Provisions for risks
Provisions for risks are recognized when:
the Group has a present obligation, legal or constructive, as a result of a past event;
it is probable that the outflow of resources will be required; and
the amount of the obligation can be reliably estimated.
Provisions are measured at the present value of the expenditures expected to be required
to settle the obligation using a pre-tax rate that reflects current market assessments of the
time value of money and the risks specific to the obligation. The increase in the provision
due to passage of time is recognized as interest expense.
Share-based payments
The Company operates a number of equity-settled, share-based compensation plans,
under which the entity receives services from employees as consideration for equity
instruments (options). The fair value of the employee services received in exchange for
the grant of the options is recognized as an expense. The total amount to be expensed is
determined by reference to the fair value of the options granted.

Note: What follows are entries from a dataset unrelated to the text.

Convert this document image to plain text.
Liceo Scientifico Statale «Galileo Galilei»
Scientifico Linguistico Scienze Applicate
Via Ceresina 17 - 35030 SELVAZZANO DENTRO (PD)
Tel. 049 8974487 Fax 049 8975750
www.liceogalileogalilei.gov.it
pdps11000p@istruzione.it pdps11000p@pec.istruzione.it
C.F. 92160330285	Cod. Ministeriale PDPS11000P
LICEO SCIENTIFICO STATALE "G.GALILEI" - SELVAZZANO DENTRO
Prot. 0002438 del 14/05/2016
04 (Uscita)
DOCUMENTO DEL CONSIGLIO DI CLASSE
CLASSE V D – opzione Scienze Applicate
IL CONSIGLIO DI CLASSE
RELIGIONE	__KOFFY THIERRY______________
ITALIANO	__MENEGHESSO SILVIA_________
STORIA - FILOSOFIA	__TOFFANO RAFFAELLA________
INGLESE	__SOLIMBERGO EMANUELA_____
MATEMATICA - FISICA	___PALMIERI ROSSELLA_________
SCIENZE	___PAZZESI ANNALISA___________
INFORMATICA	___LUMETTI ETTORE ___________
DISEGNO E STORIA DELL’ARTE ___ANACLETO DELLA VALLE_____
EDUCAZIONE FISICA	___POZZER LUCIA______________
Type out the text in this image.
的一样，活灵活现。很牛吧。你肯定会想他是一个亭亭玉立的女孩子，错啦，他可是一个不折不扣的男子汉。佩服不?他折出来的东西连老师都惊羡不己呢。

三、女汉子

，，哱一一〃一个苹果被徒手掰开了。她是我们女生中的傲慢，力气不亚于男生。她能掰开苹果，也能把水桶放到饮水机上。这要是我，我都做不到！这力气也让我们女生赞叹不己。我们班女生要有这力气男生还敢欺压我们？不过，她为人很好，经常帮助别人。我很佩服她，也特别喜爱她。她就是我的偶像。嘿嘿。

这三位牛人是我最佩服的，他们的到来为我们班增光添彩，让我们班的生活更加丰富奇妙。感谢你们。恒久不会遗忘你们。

The total expense is recognized over the vesting period, which is the period over which all
of the specified vesting conditions are to be satisfied. At the end of each reporting period,
the Company revises its estimates of the number of options that are expected to vest
based on the non-market vesting conditions. It recognizes the impact of the revision to
original estimates, if any, in the consolidated statement of income, with a corresponding
adjustment to equity.
Recognition of revenues
Revenue is recognized in accordance with IAS 18 – Revenue. Revenue includes sales of
merchandise (both wholesale and retail), insurance and administrative fees associated with
the Group’s managed vision care business, eye exams and related professional services,
and sales of merchandise to franchisees along with other revenues from franchisees such
as royalties based on sales and initial franchise fee revenues.

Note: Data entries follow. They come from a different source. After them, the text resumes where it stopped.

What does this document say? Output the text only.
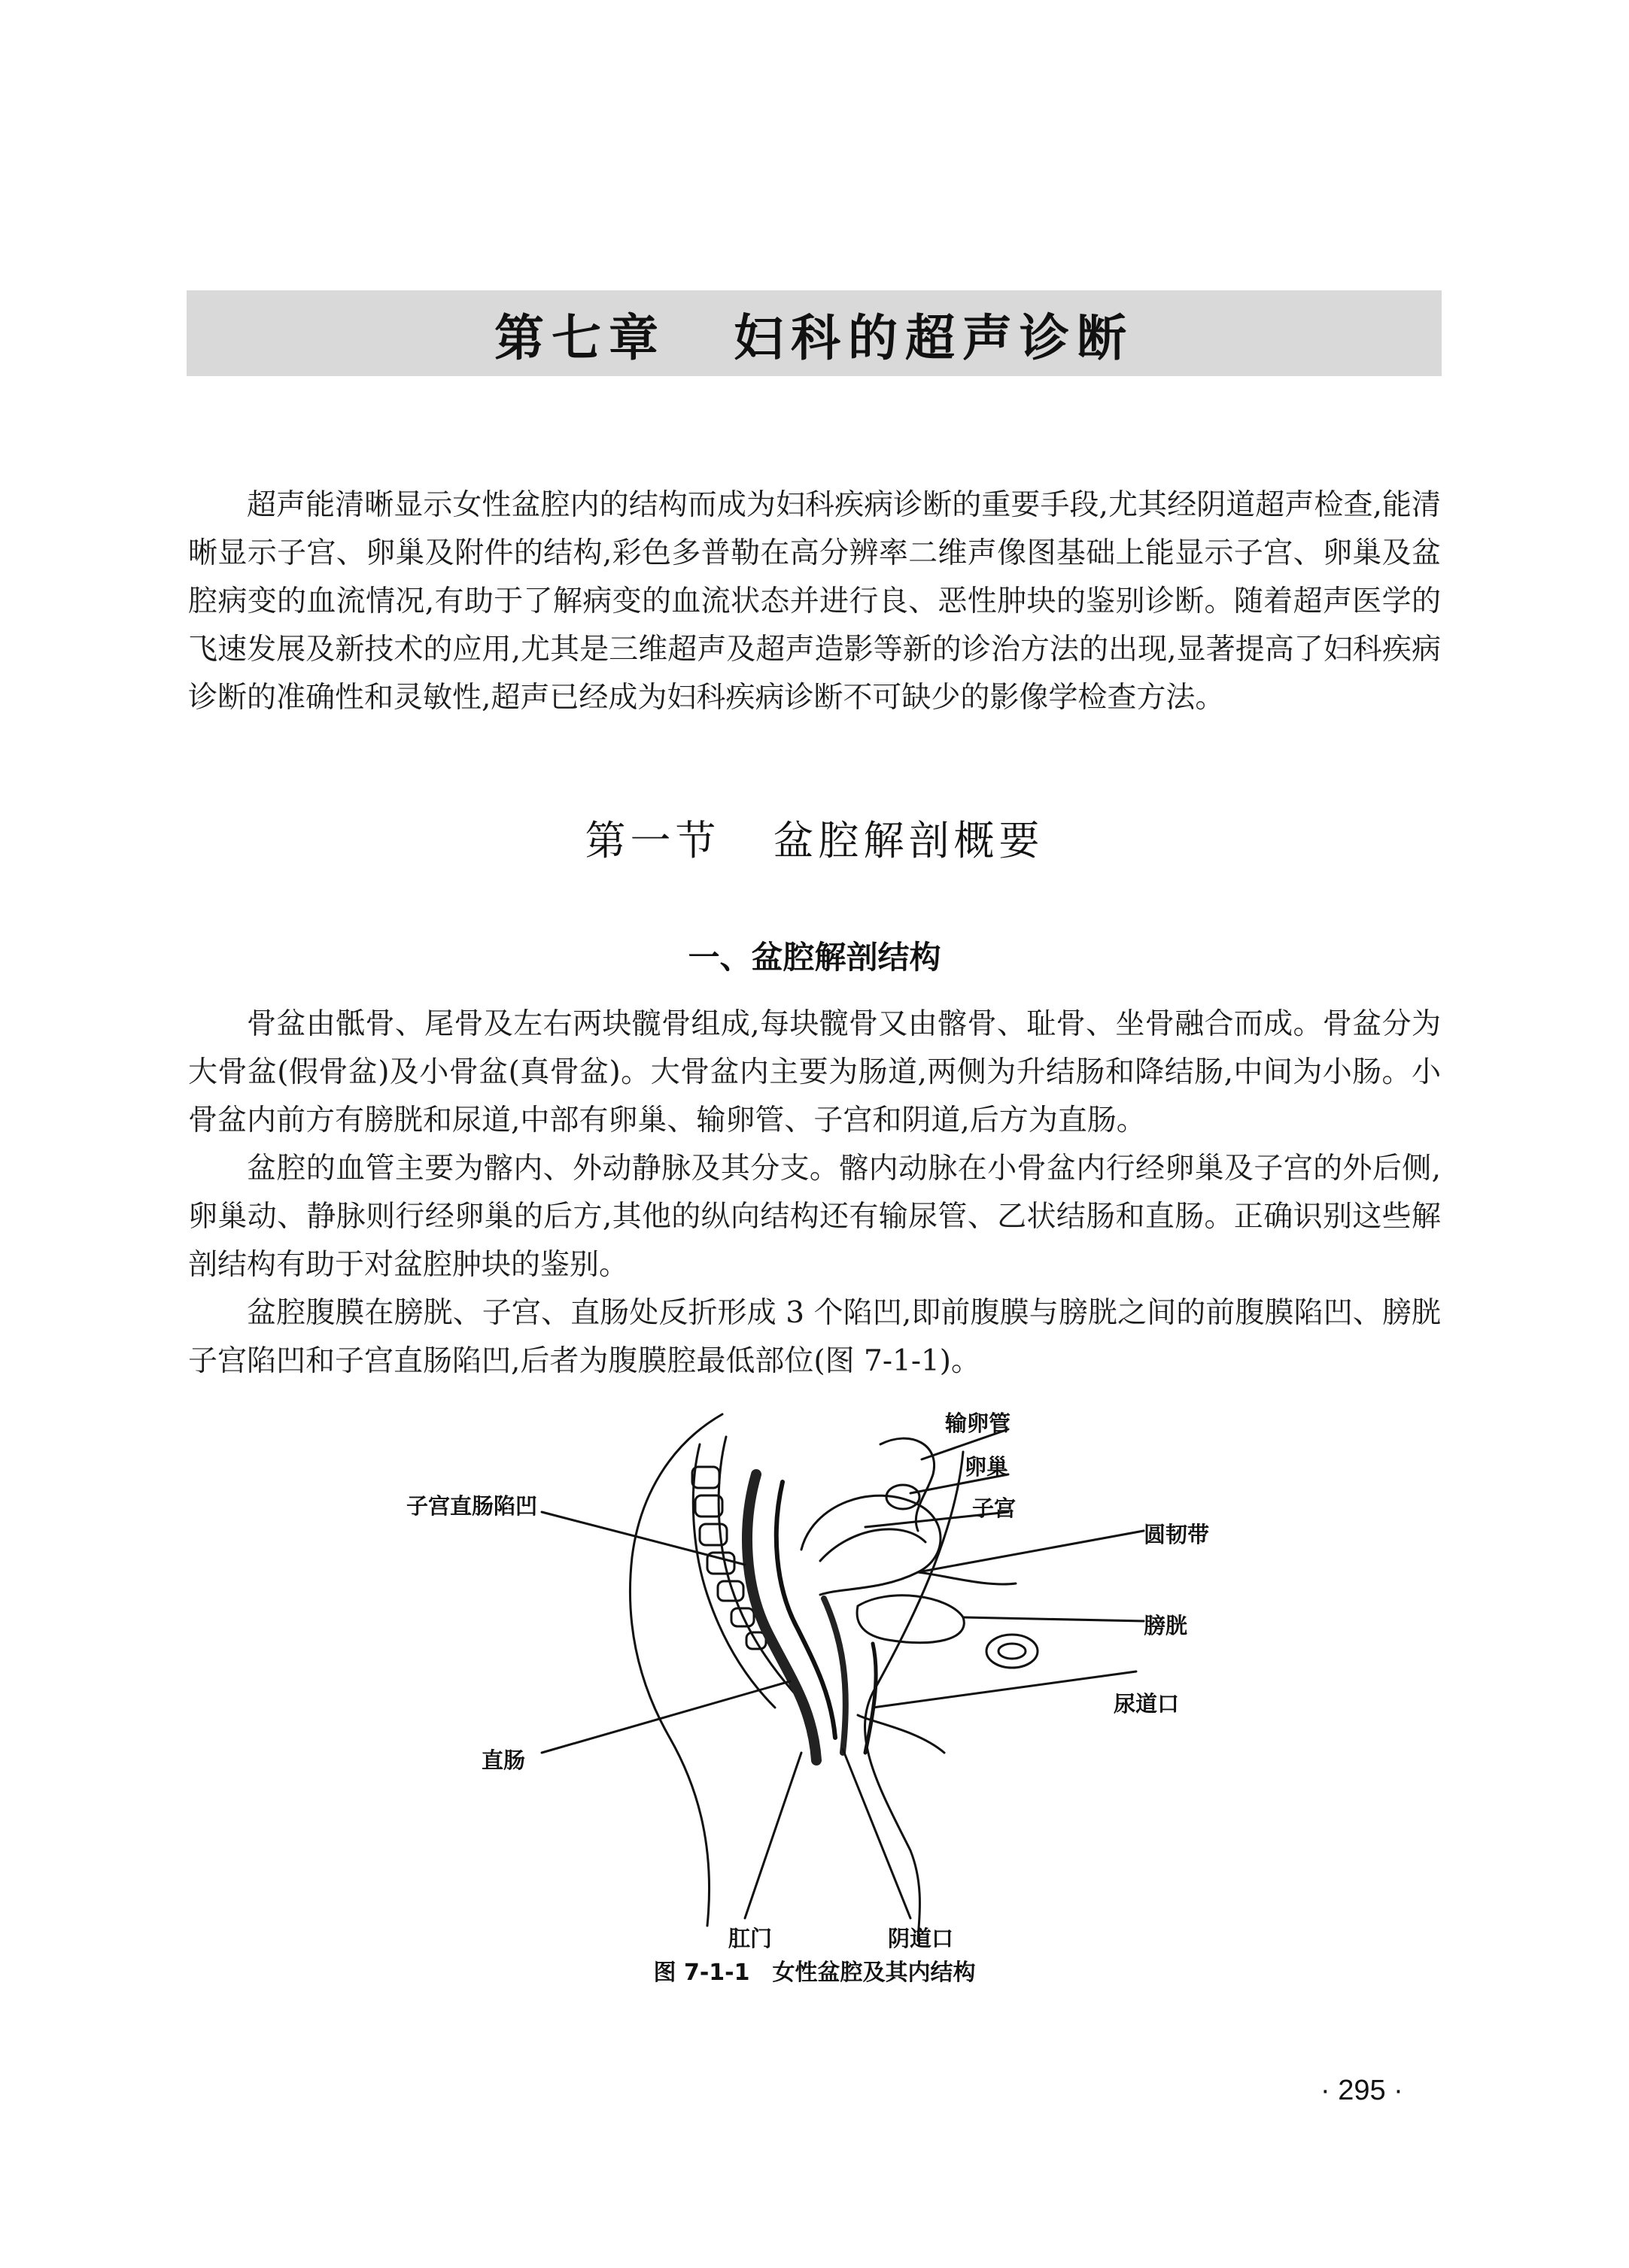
第七章 妇科的超声诊断

超声能清晰显示女性盆腔内的结构而成为妇科疾病诊断的重要手段,尤其经阴道超声检查,能清晰显示子宫、卵巢及附件的结构,彩色多普勒在高分辨率二维声像图基础上能显示子宫、卵巢及盆腔病变的血流情况,有助于了解病变的血流状态并进行良、恶性肿块的鉴别诊断。随着超声医学的飞速发展及新技术的应用,尤其是三维超声及超声造影等新的诊治方法的出现,显著提高了妇科疾病诊断的准确性和灵敏性,超声已经成为妇科疾病诊断不可缺少的影像学检查方法。

第一节 盆腔解剖概要
一、盆腔解剖结构

骨盆由骶骨、尾骨及左右两块髋骨组成,每块髋骨又由髂骨、耻骨、坐骨融合而成。骨盆分为大骨盆(假骨盆)及小骨盆(真骨盆)。大骨盆内主要为肠道,两侧为升结肠和降结肠,中间为小肠。小骨盆内前方有膀胱和尿道,中部有卵巢、输卵管、子宫和阴道,后方为直肠。

盆腔的血管主要为髂内、外动静脉及其分支。髂内动脉在小骨盆内行经卵巢及子宫的外后侧,卵巢动、静脉则行经卵巢的后方,其他的纵向结构还有输尿管、乙状结肠和直肠。正确识别这些解剖结构有助于对盆腔肿块的鉴别。

盆腔腹膜在膀胱、子宫、直肠处反折形成 3 个陷凹,即前腹膜与膀胱之间的前腹膜陷凹、膀胱子宫陷凹和子宫直肠陷凹,后者为腹膜腔最低部位(图 7-1-1)。

输卵管
卵巢
子宫
子宫直肠陷凹
圆韧带
膀胱
尿道口
直肠
肛门	阴道口
图 7-1-1 女性盆腔及其内结构
· 295 ·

Wholesale Division revenues are recognized from sales of products at the time of shipment,
as title and the risks and rewards of ownership of the goods are assumed by the customer
at such time. The products are not subject to formal customer acceptance provisions.
In some countries, the customer has the right to return products for a limited period of
time after the sale. However, such right of return does not impact the timing of revenue
recognition. Accordingly, the Group records an accrual for the estimated amounts to
be returned. This estimate is based on the Group’s right of return policies and practices
along with historical data and sales trends. There are no other post-shipment obligations.